Como quiera que toda la polémica planteada se reduce a un problema de credibilidad de los testimonios prestados en el acto del juicio oral por las partes intervinientes, el órgano de apelación, privado de la inmediación imprescindible para una adecuada apreciación de las pruebas personales, carece de fundamento válido para apartarse de la valoración que efectúa el Magistrado sobre la credibilidad que merecen unas declaraciones que sólo él, y no el Tribunal que debe partir de los hechos probados que se carecen de posibilidades de cambiarlos con pruebas personales, careciendo de inmediación que sólo cuenta el Magistrado de instancia.
Examinado el soporte de la grabación apreciamos que el juzgador contó con prueba de cargo suficiente para desvirtuar la presunción de inocencia del acusado.El apelante discrepa de la misma, pero no alcanza a demostrar que en ella exista una clara vulneración de las reglas de la lógica, de la experiencia o de la sana crítica; y tal valoración probatoria ha de prevalecer frente a la mera afirmación alegada por la defensa del recurrente de vulneración del principio de presunción de inocencia y error en la valoración de la prueba, que podemos afirmar es subjetiva e interesada.

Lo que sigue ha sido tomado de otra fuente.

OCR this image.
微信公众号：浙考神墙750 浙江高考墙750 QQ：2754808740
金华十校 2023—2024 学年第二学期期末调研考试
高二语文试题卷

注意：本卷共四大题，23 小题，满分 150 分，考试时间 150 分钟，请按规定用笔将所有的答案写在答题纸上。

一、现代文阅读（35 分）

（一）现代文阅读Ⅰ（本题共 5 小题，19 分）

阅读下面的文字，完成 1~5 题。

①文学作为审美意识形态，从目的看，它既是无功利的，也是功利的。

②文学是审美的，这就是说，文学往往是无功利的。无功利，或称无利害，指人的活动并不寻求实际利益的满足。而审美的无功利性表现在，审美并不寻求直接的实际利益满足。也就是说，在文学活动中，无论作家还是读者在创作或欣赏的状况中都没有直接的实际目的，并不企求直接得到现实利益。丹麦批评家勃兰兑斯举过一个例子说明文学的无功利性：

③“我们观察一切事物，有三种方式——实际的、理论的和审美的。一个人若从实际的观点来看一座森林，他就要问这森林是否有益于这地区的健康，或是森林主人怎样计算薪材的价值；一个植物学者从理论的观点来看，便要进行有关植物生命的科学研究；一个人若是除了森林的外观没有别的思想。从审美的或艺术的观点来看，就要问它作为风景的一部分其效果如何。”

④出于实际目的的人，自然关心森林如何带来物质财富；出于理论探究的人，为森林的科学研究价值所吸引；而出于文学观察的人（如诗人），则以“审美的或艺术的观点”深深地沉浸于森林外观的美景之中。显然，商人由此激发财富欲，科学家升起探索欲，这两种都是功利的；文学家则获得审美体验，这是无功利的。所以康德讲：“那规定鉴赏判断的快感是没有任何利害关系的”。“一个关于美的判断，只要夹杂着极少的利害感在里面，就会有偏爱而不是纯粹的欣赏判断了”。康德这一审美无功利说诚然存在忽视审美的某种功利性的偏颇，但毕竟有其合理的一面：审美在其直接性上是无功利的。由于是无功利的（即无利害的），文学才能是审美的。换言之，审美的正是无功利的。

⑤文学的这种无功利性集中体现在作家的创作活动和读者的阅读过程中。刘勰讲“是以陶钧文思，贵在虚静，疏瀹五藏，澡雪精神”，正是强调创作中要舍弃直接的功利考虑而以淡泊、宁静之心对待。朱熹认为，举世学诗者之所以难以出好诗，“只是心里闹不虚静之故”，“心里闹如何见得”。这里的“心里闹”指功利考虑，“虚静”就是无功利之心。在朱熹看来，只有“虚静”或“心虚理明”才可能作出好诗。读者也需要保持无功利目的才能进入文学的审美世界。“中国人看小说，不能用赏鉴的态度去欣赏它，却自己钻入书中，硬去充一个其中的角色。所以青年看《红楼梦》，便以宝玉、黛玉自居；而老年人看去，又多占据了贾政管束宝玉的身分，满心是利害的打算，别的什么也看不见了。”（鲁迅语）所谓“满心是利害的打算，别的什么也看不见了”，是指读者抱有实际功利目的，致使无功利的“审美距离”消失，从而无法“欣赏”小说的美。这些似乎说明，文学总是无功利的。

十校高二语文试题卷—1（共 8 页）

El motivo debe ser desestimado.
SEXTO.- En la sentencia no se aprecia ningún atisbo de duda en las conclusiones probatorias. No podemos olvidar que en cuanto al principio in dubio proreo, su invocación ha de considerarse igualmente inapropiada, ya que tiene sentado reiterada jurisprudencia (entre otras, SSTS de 03-10-2001 , de 27- 02-2004 , o de 20-12-2004, nº 1543/2004 ), que, solo cabe examinar la aplicación del mencionado principio cuando dentro de la sentencia impugnada se refleje alguna duda sobre la existencia de los hechos constitutivos de la infracción que se sanciona. Y es claro que el Magistrado de instancia en ningún momento manifestó tener dudas sobre la participación en los hechos del recurrente.
En definitiva, el juzgador contó con pruebas más que válidas, suficientes para enervar la presunción de inocencia del acusado, siendo ajustada, razonada y razonable las conclusiones probatorias que ha llevado a la misma a la condena, no apreciando que sus argumentaciones puedan ser tildadas de irracionales, ilógicas, fuera de la máxima de experiencia o contrarias a cualquier pericia, descartando error en la apreciación probatoria en la resolución impugnada.
En atención a lo expuesto el motivo debe ser desestimado.
SÉPTIMO.-Se peticiona la eximente completa de intoxicación plena como consecuencia del consumo de bebidas alcohólicas o drogas, aludiendo a la doctrina jurisprudencial sobre esta eximente pero sin respaldo probatorio, pues el que padezca de un trastorno de ansiedad o depresivo no conlleva a una eximente que supone una anulación de las facultades volitivas e intelectivas del sujeto en el momento de la comisión de los hechos.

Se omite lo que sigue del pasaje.